「でも、何も学ぶべき点が見つからないんだよね」
2005年6月8日 ワールドカップ アジア最終予選
北朝鮮戦直後 知り合いのサッカー中坊(中学生の坊主)の言葉
日本が世界最速で、ドイツ出場を決めた。それから数日が過ぎ、いろいろな言葉があふれた。
その中には印象的な言葉がいくつもあったが、結局、僕の中で、この言葉だけがいつまでも残った。
日本代表が勝ったのはうれしい。でも、サッカーとして、学ぶべき点がない・・・・と。
サッカー選手をめざす中学生にとって、プロのサッカーは、うまくなるためのヒントがあふれている。
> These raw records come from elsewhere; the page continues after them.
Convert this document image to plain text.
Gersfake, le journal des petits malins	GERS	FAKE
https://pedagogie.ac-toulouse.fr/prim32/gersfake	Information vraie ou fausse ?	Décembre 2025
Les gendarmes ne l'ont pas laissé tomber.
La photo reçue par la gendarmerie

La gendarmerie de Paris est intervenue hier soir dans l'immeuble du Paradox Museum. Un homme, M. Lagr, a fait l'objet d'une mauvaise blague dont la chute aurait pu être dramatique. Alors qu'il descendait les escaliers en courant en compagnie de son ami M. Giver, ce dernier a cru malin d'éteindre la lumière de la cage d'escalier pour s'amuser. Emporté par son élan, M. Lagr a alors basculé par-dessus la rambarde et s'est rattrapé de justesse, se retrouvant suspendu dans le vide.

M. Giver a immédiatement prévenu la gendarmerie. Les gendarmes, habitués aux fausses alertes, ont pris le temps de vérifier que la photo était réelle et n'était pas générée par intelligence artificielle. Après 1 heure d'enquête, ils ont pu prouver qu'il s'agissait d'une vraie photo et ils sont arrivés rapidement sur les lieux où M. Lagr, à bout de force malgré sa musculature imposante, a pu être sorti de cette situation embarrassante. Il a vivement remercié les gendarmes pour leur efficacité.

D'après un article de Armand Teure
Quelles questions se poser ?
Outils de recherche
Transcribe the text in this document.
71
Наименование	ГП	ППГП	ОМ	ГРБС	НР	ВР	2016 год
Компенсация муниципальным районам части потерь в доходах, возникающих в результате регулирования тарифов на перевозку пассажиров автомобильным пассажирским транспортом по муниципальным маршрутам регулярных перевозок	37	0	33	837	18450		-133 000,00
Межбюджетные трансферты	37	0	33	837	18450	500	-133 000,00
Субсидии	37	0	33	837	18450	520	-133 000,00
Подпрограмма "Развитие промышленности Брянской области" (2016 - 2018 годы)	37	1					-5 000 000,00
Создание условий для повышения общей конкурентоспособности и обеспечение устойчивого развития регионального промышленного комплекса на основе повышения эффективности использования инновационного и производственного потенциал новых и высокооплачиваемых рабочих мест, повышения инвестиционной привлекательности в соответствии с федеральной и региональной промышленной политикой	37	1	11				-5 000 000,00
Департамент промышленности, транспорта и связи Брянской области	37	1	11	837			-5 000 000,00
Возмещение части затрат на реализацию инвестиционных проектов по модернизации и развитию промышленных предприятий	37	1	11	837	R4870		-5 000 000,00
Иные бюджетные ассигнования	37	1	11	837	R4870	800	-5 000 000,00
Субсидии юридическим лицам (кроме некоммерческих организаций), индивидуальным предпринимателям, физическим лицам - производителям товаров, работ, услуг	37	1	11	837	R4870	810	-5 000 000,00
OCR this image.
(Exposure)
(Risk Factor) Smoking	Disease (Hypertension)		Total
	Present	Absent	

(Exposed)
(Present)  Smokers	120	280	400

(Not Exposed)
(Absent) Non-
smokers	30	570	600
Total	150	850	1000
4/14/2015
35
代表チームの真剣勝負なら、そうであるに違いない・・・
たとえば、チャンピオンズリーグのチェルシー対バルセロナのゲームを見れば、エトー(バルセロナ フォワード)のフェイントを見て、「明日早速やってみよう」と、そう思う。ロナウジーニョのトーキックを見て、これは別格だと、あきれながらも、そのイメージをしっかりと刻み込む。
チェルシーを見れば、両方のウィングが見せる攻撃の仕方とか、ランパードがゴール前に飛び出すタイミングについて、語りたいことがいっぱいある。
リバプールの試合で、ジェラードのミドルシュートの蹴り方(蹴り終わった後、体重が後ろに残っていないよね?)を、何度も何度もビデオで再生する。
別にそれはヨーロッパに限ったことではない。日本のJリーグのゲームだって、ガンバの二川からのパスとか、マリノスのドゥトラの左サイドを駆け上がる姿、ジェフのボールと人が連動して動く姿とか、一人一人のテクニックとか戦術には、何かしら得るものが見つかることがある。
でも、今の日本代表の戦い方の中には、なんか、こう繰り返し見たくなるシーンが見つからないんだ・・・
と、その中坊は言っていた。
気持ちが大事とか、チームとしてのまとまりが大事とか、ロスタイムでもあきらめない姿勢とか、鈴木が倒れても倒れても起き上がるとか、そういうメンタルな面は、確かに学ぶべきかもしれない。
それはとても大切なことだ、ということは頭ではわかっている。でもさ・・・
その中坊も、小学生のころは、日本代表のユニフォームを頭に描きながら、砂の校庭でボールを蹴っていたはずだ。
でも、今、中学生になってサッカーを続けていながら、日本代表への憧れが、彼の中で薄くなっている。
ジーコのファミリーに入りたい・・・・・と、そういう自然な憧れを、中学生が、もう持てない。そういう時代になっているのだろうか?